Opini

Ledakan Bom Kaligrafi di Tengah Pandemi

Rab, 16 September 2020 | 23:00 WIB

Ledakan Bom Kaligrafi di Tengah Pandemi

Kaligrafer yang menjadi peserta Musabaqah Khat Al-Qur'an (MKQ) pada pagelaran MTQ Jabar di Subang, pada awal September 2020.

Kaligrafi tambah ngetren saja. Seperti bom, ledakannya berdentuman ke mana-mana. Setidaknya, itu terdengar dari arena Musabaqah Tilawatil Qur’an (MTQ) Provinsi Jawa Barat dan Sumatera Utara  barusan di tengah persebaran Corona Virus Desease-19 yang belum ngasih tanda-tanda mau berhenti.


Sebelumnya, Papua Barat dan Banten, dan Kepulauan Bangka Belitung jadi pelopor penyelenggara MTQ di tengah pandemi yang mengerikan ini. Akan menyusul beberapa hari lagi Provinsi DKI Jakarta, Kepulauan Riau, dan Sulawesi Tenggara.


Puncak ledakannya akan berdentum pada bulan November pada saat MTQ Nasional XXVIII/2020 di Padang, Sumatera Barat. Seperti musik orkestra: nada, gaya, dan kualitas estetiknya seirama dan sama-sama hebatnya.


Dari sayembara hitam putih, khat Naskhi dan Tsulus sederhana di MTQ Nasional XI/1981 di Banda Aceh kini berkembang pesat. Musabaqah Khat Al-Qur'an (MKQ) yang semula disebut Golongan Penulisan Buku kemudian jadi Golongan Naskah ini melombakan kepiawaian mengolah khat-khat Naskhi, Tsulus, Farisi, Diwani, Diwani Jali, Kufi, dan Riq'ah.


Kini peserta tidak hanya menguasai "mazhab huruf" tapi meloncat ke "mazhab guru" yang jadi modal bersaing dalam kompetisi-kompetisi kaligrafi internasional di Turki, Irak, Iran, Pakistan, Yordania, Marokko, Brunei Darussalam, dan Malaysia. Pelajaran dari MTQ di Dalam Negeri jadi kendaraan untuk merebut prestasi di Luar Negeri.

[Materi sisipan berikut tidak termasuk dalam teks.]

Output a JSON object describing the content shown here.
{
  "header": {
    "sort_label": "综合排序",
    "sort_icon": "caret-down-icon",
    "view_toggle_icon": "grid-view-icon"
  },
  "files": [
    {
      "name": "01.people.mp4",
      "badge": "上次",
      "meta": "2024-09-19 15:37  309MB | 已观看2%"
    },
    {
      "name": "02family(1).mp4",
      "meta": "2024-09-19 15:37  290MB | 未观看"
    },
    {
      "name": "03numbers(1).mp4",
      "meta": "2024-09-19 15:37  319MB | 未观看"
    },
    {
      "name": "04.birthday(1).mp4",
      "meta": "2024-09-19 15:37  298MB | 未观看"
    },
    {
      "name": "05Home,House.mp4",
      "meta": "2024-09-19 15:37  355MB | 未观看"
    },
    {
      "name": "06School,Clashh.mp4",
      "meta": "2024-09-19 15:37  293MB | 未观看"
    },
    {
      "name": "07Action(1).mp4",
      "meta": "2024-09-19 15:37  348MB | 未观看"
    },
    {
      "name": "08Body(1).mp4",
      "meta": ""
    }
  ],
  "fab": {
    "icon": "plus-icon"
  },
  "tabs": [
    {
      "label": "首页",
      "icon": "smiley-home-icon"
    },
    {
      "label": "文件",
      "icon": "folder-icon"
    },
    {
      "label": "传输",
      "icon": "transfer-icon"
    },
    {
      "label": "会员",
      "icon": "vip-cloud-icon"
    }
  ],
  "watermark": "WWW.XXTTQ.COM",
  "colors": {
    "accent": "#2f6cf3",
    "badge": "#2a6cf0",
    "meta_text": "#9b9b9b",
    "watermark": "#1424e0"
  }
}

Golongan hiasan mushaf dan dekorasi semakin berkembang, dapat dilihat pada:


1. Gagasan desainnya yang tambah beragam,


2. Bahasa rupa dengan kekayaan warna dan ornamen yang visioner,


3. Unsur aksara yang sempurna berpadu antara kebenaran kaidah dan keindahan tata susunnya,


4. Aplikasi karya di luar MTQ, seperti pameran, penulisan mushaf daerah, dekorasi masjid, dan gedung-gedung lain, suvenir, dan tentu saja, permintaan pasar dari para pembeli yang mengantre.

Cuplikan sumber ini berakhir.